Canadian businesses must learn how to better communicate their progress in sustainable development, according to Blair Feltmate, head of the Intact Centre on Climate Adaptation in the University of Waterloo’s faculty of environment.
Feltmate was in Winnipeg November 19 to deliver his keynote address, “Emerging sustainable development challenges and drivers,” at the Manitoba Environmental Industries Association’s annual Emerging Issues Conference.
Feltmate’s audience included local entrepreneurs and innovators drawn to topics covering current legislation and regulations, waste management, water quality and climate change at the day-long conference.
The MEIA, a non-profit organization committed “to connecting business, government and interested stakeholders with environmental issues and opportunities,” promotes innovation across industries related to the environment.
Feltmate emphasized that climate change is a reality driven by human actions, and that businesses need to alter their practices to offset risk.
“We need to adapt to this reality — work to lower GHG emissions and adapt to the new norm of extreme weather.

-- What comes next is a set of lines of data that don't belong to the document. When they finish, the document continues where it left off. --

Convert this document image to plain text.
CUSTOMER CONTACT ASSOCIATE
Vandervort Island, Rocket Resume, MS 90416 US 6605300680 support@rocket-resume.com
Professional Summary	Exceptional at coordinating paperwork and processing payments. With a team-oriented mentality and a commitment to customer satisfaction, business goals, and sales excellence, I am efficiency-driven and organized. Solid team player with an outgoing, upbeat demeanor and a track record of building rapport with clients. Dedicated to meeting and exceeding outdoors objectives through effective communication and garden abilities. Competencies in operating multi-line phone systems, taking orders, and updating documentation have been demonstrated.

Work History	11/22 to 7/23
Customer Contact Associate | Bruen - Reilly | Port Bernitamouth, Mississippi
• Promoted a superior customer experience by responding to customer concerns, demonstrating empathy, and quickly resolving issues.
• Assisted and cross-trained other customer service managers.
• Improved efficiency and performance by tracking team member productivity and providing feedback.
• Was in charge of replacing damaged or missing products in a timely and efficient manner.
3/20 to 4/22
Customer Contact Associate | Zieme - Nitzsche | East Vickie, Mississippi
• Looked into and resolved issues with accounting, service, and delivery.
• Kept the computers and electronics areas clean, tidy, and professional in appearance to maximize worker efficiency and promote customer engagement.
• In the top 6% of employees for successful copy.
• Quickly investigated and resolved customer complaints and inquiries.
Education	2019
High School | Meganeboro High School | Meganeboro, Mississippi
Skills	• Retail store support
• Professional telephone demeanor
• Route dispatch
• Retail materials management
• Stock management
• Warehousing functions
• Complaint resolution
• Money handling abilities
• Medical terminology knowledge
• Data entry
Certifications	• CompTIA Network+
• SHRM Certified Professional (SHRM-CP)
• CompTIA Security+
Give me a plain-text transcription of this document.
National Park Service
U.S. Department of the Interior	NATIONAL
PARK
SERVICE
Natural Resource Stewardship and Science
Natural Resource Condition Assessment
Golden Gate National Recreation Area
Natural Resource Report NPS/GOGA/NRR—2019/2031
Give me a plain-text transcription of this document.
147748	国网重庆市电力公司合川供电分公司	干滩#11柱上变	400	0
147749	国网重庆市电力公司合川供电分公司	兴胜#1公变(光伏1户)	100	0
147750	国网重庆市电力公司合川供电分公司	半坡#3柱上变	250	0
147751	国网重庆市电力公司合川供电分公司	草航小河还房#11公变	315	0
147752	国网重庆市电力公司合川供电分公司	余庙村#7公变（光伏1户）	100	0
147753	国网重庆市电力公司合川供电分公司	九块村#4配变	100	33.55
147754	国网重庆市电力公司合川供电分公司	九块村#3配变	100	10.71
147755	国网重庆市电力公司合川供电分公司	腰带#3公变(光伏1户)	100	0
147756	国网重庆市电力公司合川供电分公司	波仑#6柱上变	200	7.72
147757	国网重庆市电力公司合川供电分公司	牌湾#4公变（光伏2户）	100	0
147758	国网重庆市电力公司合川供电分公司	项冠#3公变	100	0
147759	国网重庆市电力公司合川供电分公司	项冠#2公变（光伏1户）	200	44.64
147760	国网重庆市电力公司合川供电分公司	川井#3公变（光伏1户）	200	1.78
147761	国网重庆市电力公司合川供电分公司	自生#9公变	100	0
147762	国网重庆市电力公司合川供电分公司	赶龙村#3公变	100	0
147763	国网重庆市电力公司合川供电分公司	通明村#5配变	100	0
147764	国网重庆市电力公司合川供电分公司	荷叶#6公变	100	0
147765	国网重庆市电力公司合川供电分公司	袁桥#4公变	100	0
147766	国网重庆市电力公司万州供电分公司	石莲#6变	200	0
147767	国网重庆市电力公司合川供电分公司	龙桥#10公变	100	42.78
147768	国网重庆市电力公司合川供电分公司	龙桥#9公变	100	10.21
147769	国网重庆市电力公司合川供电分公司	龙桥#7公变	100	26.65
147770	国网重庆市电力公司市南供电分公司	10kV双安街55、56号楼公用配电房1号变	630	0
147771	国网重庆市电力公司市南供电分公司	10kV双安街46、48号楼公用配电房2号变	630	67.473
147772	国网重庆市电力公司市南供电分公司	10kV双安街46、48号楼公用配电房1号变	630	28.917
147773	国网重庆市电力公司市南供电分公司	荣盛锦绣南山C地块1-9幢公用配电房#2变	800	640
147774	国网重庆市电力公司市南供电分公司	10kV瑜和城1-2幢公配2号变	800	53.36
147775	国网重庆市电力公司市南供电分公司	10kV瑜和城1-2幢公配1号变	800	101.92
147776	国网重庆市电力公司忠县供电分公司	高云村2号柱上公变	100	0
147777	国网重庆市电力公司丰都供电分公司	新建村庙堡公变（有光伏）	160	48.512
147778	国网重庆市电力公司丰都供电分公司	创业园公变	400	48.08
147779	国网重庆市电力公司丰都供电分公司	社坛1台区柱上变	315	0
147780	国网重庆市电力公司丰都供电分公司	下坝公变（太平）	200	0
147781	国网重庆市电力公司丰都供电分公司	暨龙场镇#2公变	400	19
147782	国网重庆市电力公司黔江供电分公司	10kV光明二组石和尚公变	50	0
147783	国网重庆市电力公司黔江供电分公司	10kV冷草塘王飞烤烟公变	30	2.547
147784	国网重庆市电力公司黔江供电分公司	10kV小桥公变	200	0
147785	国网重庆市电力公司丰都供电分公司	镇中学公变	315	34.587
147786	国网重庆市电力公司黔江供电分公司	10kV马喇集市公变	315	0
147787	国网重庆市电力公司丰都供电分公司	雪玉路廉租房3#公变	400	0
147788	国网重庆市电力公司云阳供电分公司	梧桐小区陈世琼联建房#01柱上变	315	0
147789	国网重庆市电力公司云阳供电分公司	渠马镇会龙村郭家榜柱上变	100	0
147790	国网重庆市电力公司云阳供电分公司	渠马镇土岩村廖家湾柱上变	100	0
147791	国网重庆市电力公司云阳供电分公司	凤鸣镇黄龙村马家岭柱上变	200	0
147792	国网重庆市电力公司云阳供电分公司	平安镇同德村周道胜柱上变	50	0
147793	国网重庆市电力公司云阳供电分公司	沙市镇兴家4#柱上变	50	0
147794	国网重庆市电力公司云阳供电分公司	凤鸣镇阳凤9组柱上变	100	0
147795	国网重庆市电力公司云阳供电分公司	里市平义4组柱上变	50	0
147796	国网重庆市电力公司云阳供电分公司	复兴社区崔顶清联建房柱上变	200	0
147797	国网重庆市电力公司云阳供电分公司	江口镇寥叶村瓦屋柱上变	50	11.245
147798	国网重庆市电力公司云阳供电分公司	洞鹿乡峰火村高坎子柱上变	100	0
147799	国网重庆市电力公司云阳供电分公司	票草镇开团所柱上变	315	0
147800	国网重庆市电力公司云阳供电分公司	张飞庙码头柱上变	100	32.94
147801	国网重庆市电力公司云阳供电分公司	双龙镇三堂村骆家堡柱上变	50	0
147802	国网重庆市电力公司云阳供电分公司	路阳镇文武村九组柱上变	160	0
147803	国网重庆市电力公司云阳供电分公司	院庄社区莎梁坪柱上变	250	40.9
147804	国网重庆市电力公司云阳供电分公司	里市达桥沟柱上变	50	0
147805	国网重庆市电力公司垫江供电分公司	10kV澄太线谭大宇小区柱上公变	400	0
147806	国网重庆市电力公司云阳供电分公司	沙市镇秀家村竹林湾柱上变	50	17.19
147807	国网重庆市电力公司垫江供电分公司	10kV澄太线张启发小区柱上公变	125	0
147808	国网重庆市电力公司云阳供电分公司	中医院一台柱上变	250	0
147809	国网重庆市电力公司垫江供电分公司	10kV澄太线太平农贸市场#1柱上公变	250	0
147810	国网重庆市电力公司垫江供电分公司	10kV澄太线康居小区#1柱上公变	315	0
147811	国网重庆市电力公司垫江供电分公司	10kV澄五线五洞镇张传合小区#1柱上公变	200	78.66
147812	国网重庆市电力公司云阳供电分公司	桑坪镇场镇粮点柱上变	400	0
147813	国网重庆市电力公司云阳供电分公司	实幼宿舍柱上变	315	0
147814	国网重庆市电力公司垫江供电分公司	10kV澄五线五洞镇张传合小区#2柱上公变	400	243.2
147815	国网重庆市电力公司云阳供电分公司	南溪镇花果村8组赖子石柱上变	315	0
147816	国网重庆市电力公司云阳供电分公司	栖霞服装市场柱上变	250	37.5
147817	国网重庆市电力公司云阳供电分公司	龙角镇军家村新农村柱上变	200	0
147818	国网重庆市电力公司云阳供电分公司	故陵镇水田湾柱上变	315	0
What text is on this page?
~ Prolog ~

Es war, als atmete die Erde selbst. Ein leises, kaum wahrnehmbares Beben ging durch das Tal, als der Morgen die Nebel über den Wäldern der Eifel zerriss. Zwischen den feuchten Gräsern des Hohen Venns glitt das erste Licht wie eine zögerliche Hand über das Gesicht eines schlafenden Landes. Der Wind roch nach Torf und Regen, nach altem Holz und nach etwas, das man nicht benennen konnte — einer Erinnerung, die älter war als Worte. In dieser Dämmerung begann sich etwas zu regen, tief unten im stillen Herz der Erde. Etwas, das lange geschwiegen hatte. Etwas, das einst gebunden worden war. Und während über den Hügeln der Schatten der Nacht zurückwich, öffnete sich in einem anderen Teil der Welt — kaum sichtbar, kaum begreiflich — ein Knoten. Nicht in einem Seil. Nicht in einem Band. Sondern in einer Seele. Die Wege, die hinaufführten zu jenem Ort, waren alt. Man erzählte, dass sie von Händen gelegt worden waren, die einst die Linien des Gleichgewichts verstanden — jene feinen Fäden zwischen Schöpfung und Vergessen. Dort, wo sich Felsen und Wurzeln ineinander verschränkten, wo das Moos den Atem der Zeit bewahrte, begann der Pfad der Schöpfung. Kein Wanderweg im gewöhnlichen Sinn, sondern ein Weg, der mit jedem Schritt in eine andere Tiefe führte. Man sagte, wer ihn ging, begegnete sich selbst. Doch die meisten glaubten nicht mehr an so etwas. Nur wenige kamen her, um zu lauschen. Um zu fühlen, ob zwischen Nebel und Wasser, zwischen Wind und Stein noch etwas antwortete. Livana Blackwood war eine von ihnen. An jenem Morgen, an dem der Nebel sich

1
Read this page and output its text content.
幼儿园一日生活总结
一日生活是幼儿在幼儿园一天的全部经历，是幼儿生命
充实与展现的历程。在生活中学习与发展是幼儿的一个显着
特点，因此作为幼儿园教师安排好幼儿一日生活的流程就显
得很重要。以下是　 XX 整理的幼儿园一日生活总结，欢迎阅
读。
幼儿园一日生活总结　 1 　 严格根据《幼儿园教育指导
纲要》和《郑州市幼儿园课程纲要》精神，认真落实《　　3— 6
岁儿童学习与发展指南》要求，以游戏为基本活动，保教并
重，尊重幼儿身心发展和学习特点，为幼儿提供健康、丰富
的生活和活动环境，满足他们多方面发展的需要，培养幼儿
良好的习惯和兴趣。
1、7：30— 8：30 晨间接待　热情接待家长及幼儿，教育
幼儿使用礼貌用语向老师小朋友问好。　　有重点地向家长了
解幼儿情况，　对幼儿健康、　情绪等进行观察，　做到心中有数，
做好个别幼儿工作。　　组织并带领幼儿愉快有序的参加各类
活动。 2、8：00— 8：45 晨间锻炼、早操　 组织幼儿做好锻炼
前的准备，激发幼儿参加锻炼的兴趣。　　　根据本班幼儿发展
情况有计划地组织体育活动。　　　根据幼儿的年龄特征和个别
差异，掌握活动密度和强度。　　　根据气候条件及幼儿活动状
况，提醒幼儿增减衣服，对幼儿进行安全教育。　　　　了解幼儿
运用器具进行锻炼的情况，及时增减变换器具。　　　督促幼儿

What can we expect going forward?” he asked.
“An organization that’s committed to sustainable development has to be thinking about best practices environmentally, economically and socially,” he said.
One reason why companies should care about sustainable development is that it makes good business sense, he said. Companies that are top practitioners in sustainable development outperform those that are not in terms of share point performance. “Our data shows categorically that sustainable development applied to business is good and smart business, period,” he said.
But a major challenge facing every industry engaged in sustainable development practices is getting the word out. Organizations that are sustainable development practitioners have to be recognized, said Feltmate. In order to achieve recognition, companies must actively engage the media, participate in forums and symposia on sustainable development, and be proactive in addressing environmental, social and economic challenges.
“With the evolving focus of the media, corporate practitioners have to engage with the media. It is 10,000 times more powerful when a story comes out pointing to you as a sustainable development practitioner than if you take out an ad saying how good you are,” he said.
Difficult conversations should be tackled head on instead of avoided, and all potential solutions brought to the table for objective evaluation and discussion.
“A great limitation to advancing sustainability is preconceived views of an area as being all ‘good’ or all ‘bad,’” said Feltmate. “We need to discuss issues like GMOs objectively to assess if they’re the best tools available.”
Challenges for agriculture
In an interview, Feltmate said that agricultural producers are not exempt from these challenges and that local food may become a necessity rather than a fad.
“If you look at the degree to which agricultural supply is being impacted by droughts in California, and I think something like 30 per cent of our food comes from California, what is it we can do such that we’re less dependent on foreign markets and more self-sustaining?”
Producers need to recognize the realities posed by climate change — such as extreme weather events — and work to ensure that we can continue to produce crops under difficult conditions.
“Very often when you talk to farmers they say, ‘We’re used to bad weather. We know what bad weather is.’ And they do know what it is, but they don’t know what it is under the new regime of climate change, how extreme it is,” he said. Rare phenomena such as droughts and flooding will become increasingly more common. “If you assume that going forward you’re going to encounter the same extremes of weather that you did in the past, it’s almost like driving looking in the rear-view mirror.”
Feltmate agreed that producers are often ahead of the curve in mitigating the effects of climate change, by increasing carbon sequestration through zero till, for example, but said the agricultural community must learn to communicate that progress to Canadians.
Part of that communication involves inventing a new language that everyone can understand. “When you say ‘zero till,’ 99 per cent of Canadians have no idea what that means,” he said. “In the ag sector what they need to do is pick two or three actions they’re engaged in to decrease the carbon footprint or lower GHG emissions and come up with a visual for each one of those that can be described in 45 seconds or less.
“If they can’t do that they’re not going to communicate their message.”